MR: The screen as fragile tissue. The screen as trangressable. I vaguely remember the opening sequence of ‘Persona,’ the boy reaches to touch his own exaggerated image on the flickering screen.
PE: Warhol made consistent use of the screen in the process of film-making. Most of his films were in fact made for multiple screen projection. In his 1965 movie ‘Outer and Inner Space’ a 22 year old Edie Sedgewick is filmed in conversation with herself on video screen, and billed as ‘double-screen experiments by double-screen experimentalists."

10. Clear Screens:
PE: (Reading from Pynchon’s The Crying of Lot 49: ‘Oedipa stood in the living room, stared at by the dead eye of the TV tube."
MR: (Reading from Gibson’s Neuromancer - ‘The sky above the port was the color of television tuned to a dead channel".
PE: The screen is not supposed to say anything... it’s supposed to be neutral (neither blanc nor black, but blank). Yet identifying it as dead, or passive, or empty, suggests our own loss of understanding or response to what is perhaps ultimately being screened onto us.
MR: Like that scene from Paris, Texas in which Harry Dean Stanton stands in front of the projector as home movies of his life with Natasha Kinski play out on his body.

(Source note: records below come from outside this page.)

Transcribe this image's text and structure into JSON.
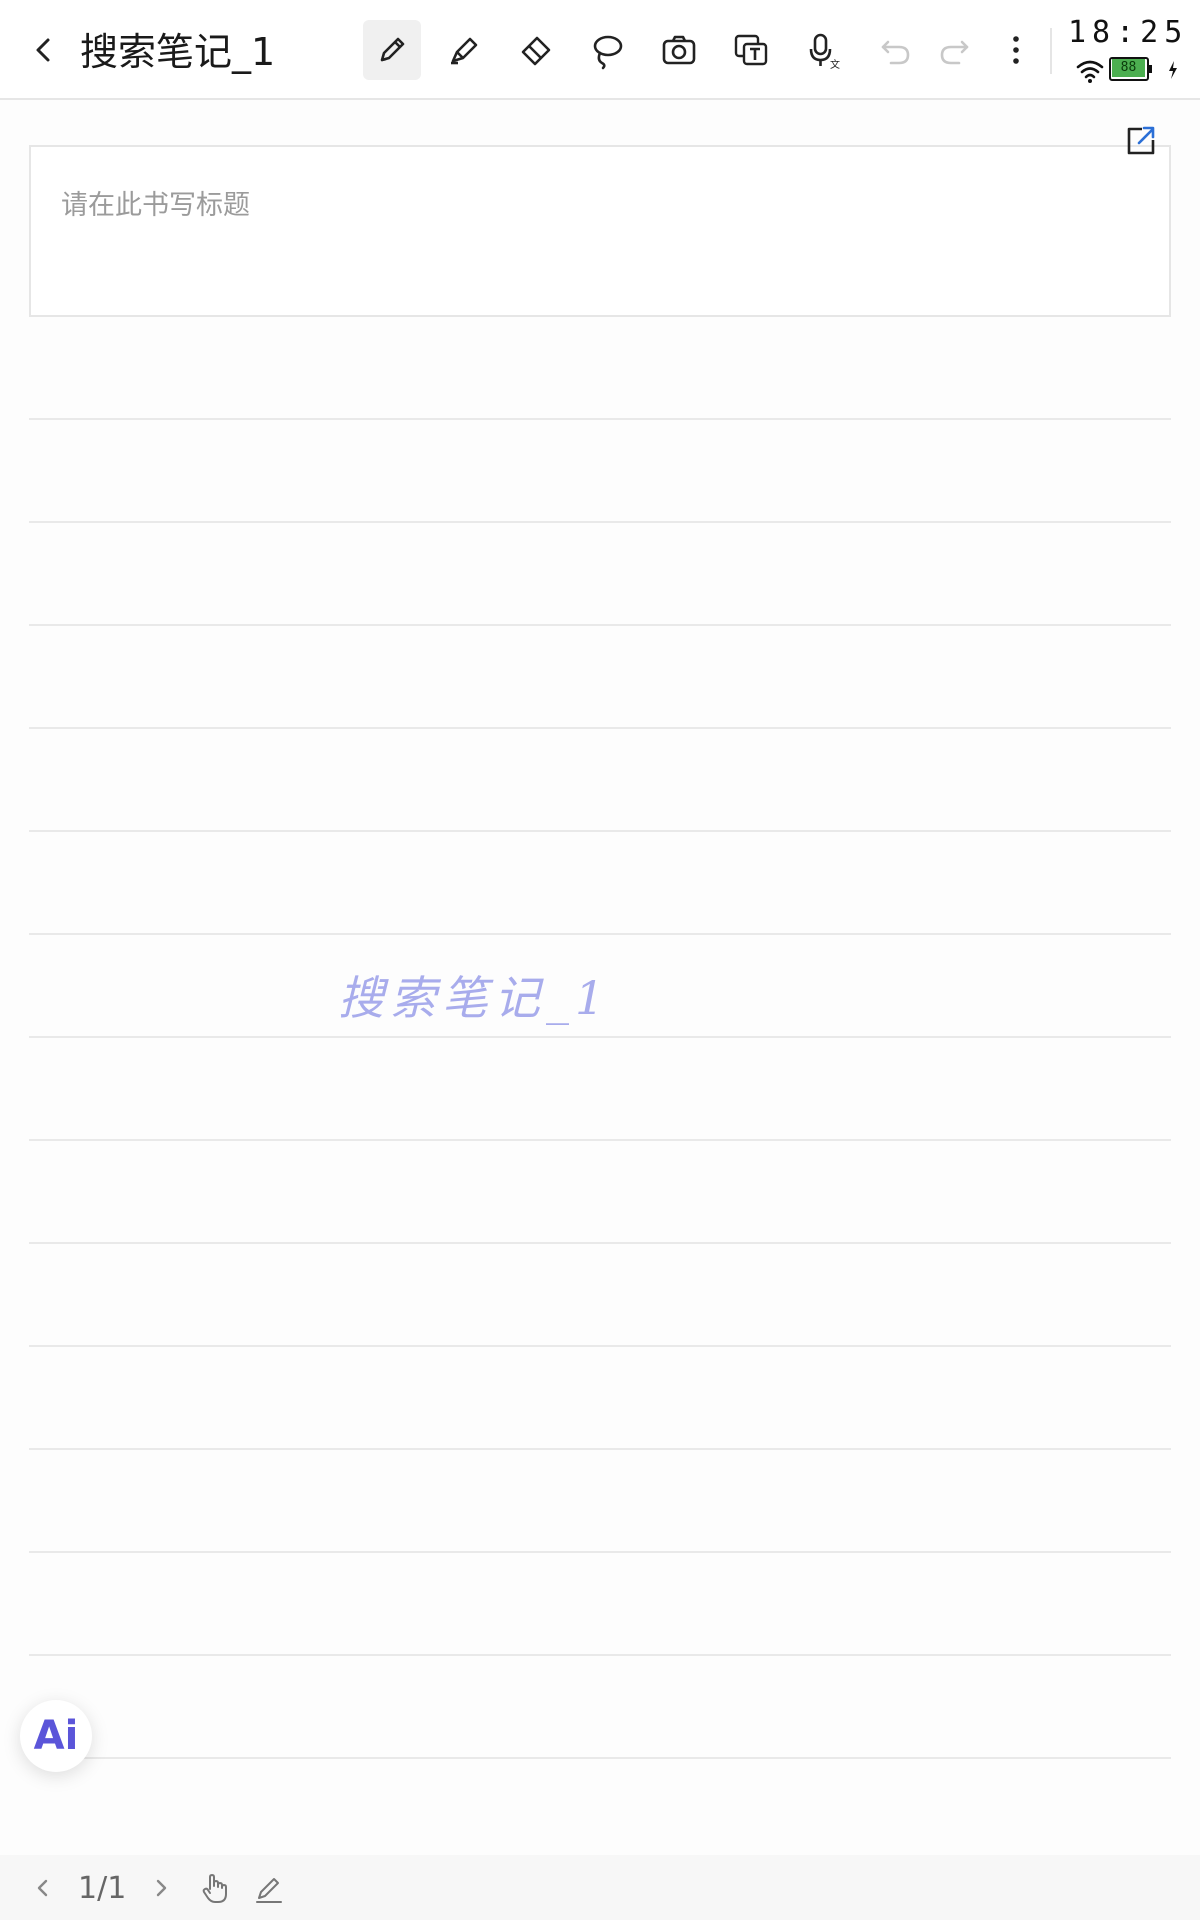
{
  "toolbar": {
    "title": "搜索笔记_1",
    "tools": [
      {
        "name": "pen",
        "icon": "pen-icon",
        "active": true
      },
      {
        "name": "highlighter",
        "icon": "highlighter-icon",
        "active": false
      },
      {
        "name": "eraser",
        "icon": "eraser-icon",
        "active": false
      },
      {
        "name": "lasso",
        "icon": "lasso-icon",
        "active": false
      },
      {
        "name": "camera",
        "icon": "camera-icon",
        "active": false
      },
      {
        "name": "text-recognition",
        "icon": "ocr-text-icon",
        "active": false
      },
      {
        "name": "voice-input",
        "icon": "microphone-icon",
        "active": false
      },
      {
        "name": "undo",
        "icon": "undo-icon",
        "enabled": false
      },
      {
        "name": "redo",
        "icon": "redo-icon",
        "enabled": false
      },
      {
        "name": "more",
        "icon": "more-vertical-icon"
      }
    ]
  },
  "status": {
    "time": "18:25",
    "battery": "88",
    "wifi_icon": "wifi-icon",
    "charging_icon": "charging-icon"
  },
  "page": {
    "title_placeholder": "请在此书写标题",
    "handwritten_text": "搜索笔记_1",
    "handwriting_color": "#a8acec",
    "export_icon": "export-icon"
  },
  "ai": {
    "label": "Ai"
  },
  "footer": {
    "page_indicator": "1/1",
    "prev_icon": "chevron-left-icon",
    "next_icon": "chevron-right-icon",
    "hand_icon": "hand-mode-icon",
    "pen_icon": "pen-mode-icon"
  },
  "colors": {
    "accent": "#5b55d9",
    "disabled": "#c8c8c8",
    "battery": "#4caf50"
  }
}
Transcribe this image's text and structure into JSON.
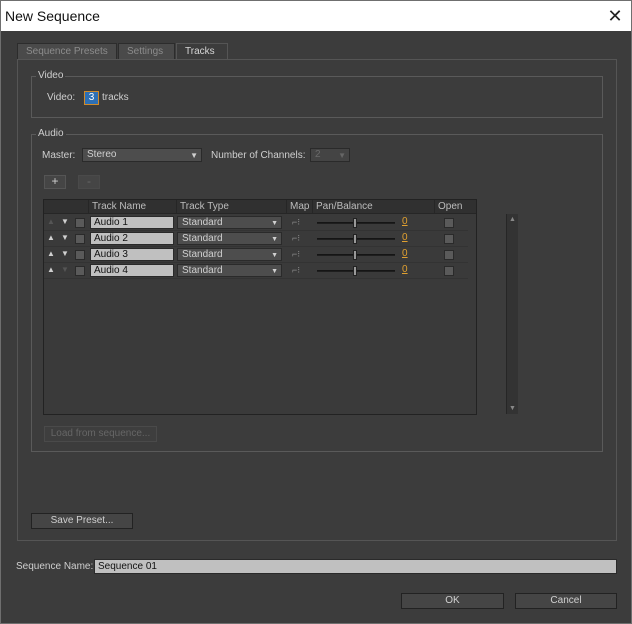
{
  "window": {
    "title": "New Sequence",
    "close_glyph": "✕"
  },
  "tabs": [
    {
      "label": "Sequence Presets"
    },
    {
      "label": "Settings"
    },
    {
      "label": "Tracks"
    }
  ],
  "video": {
    "group_label": "Video",
    "field_label": "Video:",
    "count": "3",
    "unit": "tracks"
  },
  "audio": {
    "group_label": "Audio",
    "master_label": "Master:",
    "master_value": "Stereo",
    "channels_label": "Number of Channels:",
    "channels_value": "2",
    "add_label": "+",
    "remove_label": "-",
    "columns": [
      "Track Name",
      "Track Type",
      "Map",
      "Pan/Balance",
      "Open"
    ],
    "tracks": [
      {
        "name": "Audio 1",
        "type": "Standard",
        "pan": "0"
      },
      {
        "name": "Audio 2",
        "type": "Standard",
        "pan": "0"
      },
      {
        "name": "Audio 3",
        "type": "Standard",
        "pan": "0"
      },
      {
        "name": "Audio 4",
        "type": "Standard",
        "pan": "0"
      }
    ],
    "load_label": "Load from sequence..."
  },
  "footer": {
    "save_preset_label": "Save Preset...",
    "sequence_name_label": "Sequence Name:",
    "sequence_name_value": "Sequence 01",
    "ok_label": "OK",
    "cancel_label": "Cancel"
  }
}
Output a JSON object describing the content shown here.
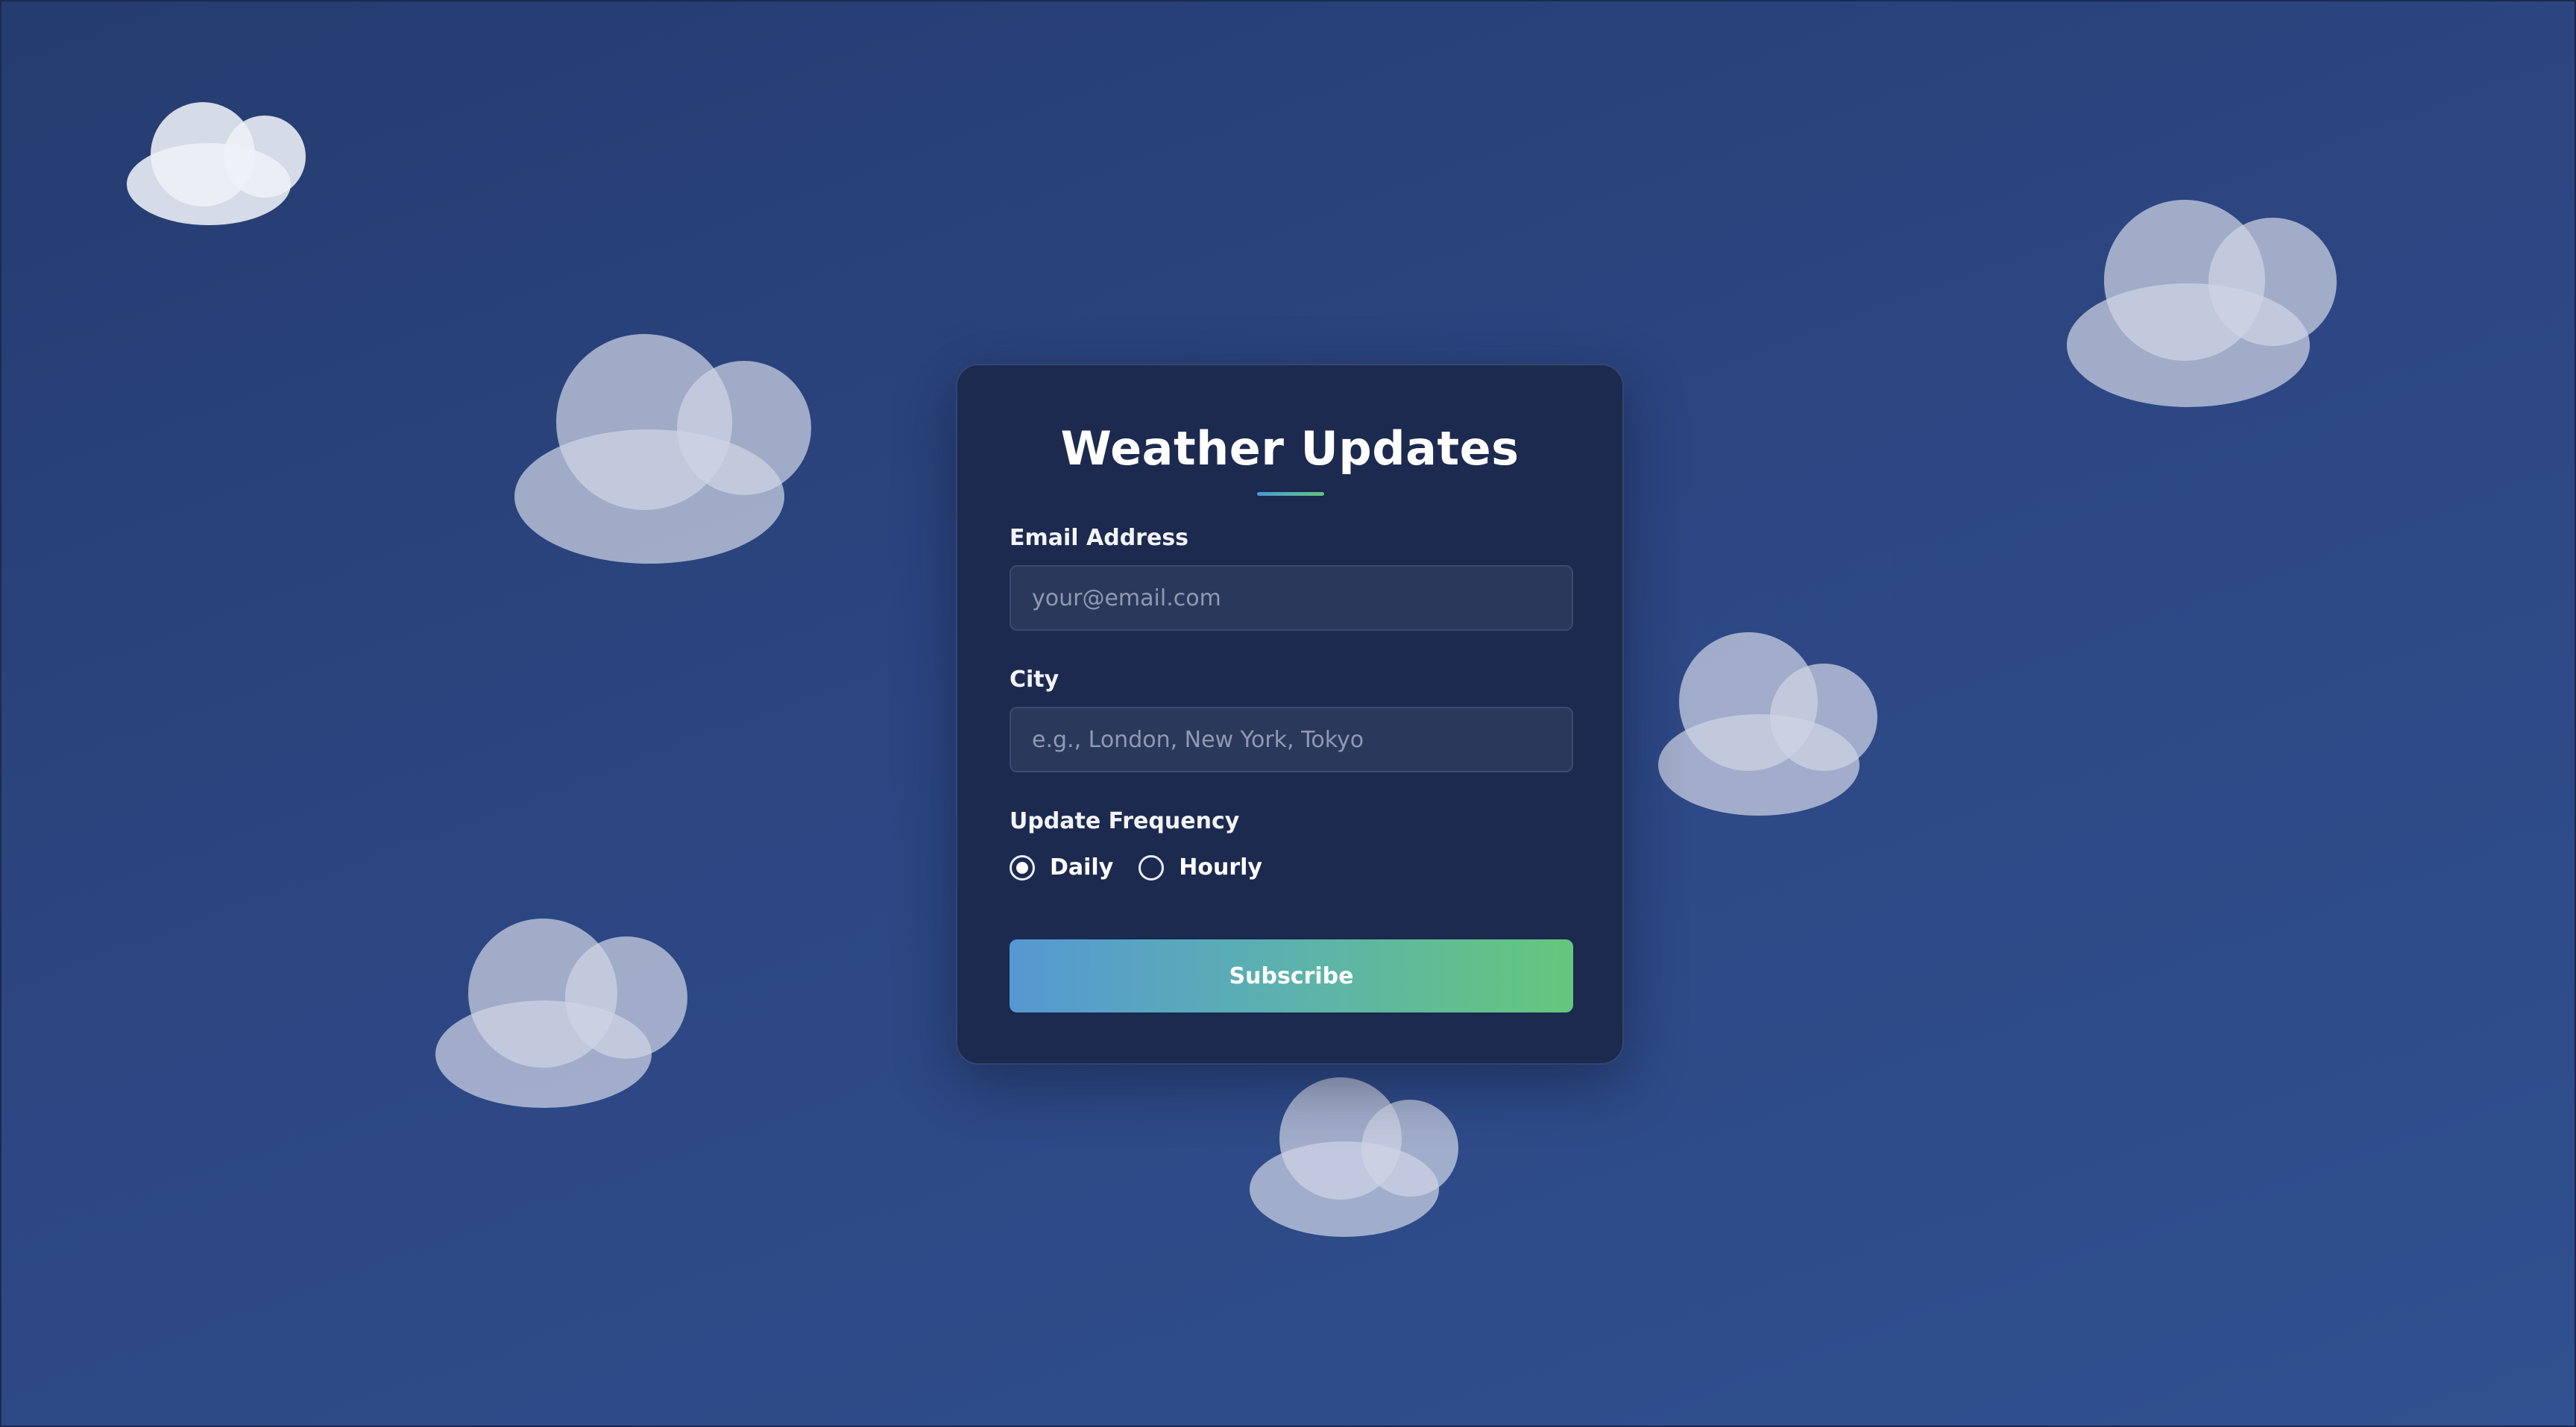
{
  "form": {
    "title": "Weather Updates",
    "email_label": "Email Address",
    "email_placeholder": "your@email.com",
    "email_value": "",
    "city_label": "City",
    "city_placeholder": "e.g., London, New York, Tokyo",
    "city_value": "",
    "frequency_label": "Update Frequency",
    "frequency_options": [
      {
        "label": "Daily",
        "selected": true
      },
      {
        "label": "Hourly",
        "selected": false
      }
    ],
    "subscribe_label": "Subscribe"
  },
  "colors": {
    "background_top": "#253c70",
    "background_bottom": "#30508f",
    "card": "#1c2a4f",
    "input": "#2a385b",
    "accent_start": "#5598d3",
    "accent_end": "#64c77c"
  },
  "decorations": [
    "cloud-icon",
    "cloud-icon",
    "cloud-icon",
    "cloud-icon",
    "cloud-icon",
    "cloud-icon"
  ]
}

The screen is always on, the reverse of the white page. White space is total reflection (in projection) or total radiation (in video). And as to whether it reveals or conceals...
PE: I’m happier resisting the either/or’s in favour of a more encompassing quality, that is: the screens (and our) ability to reflect. In any of those attempts to describe our world through celluloid, video tape or pixelled bits, the thing being reflected is after all us, ourselves.
No matter how familiar, how prevalent (in the deli, the stadium, the town square) they become, they refuse to lose interest. They are patient these screens, silently waiting to ignite and brilliantly reflect the shadows that we recognize as our lives.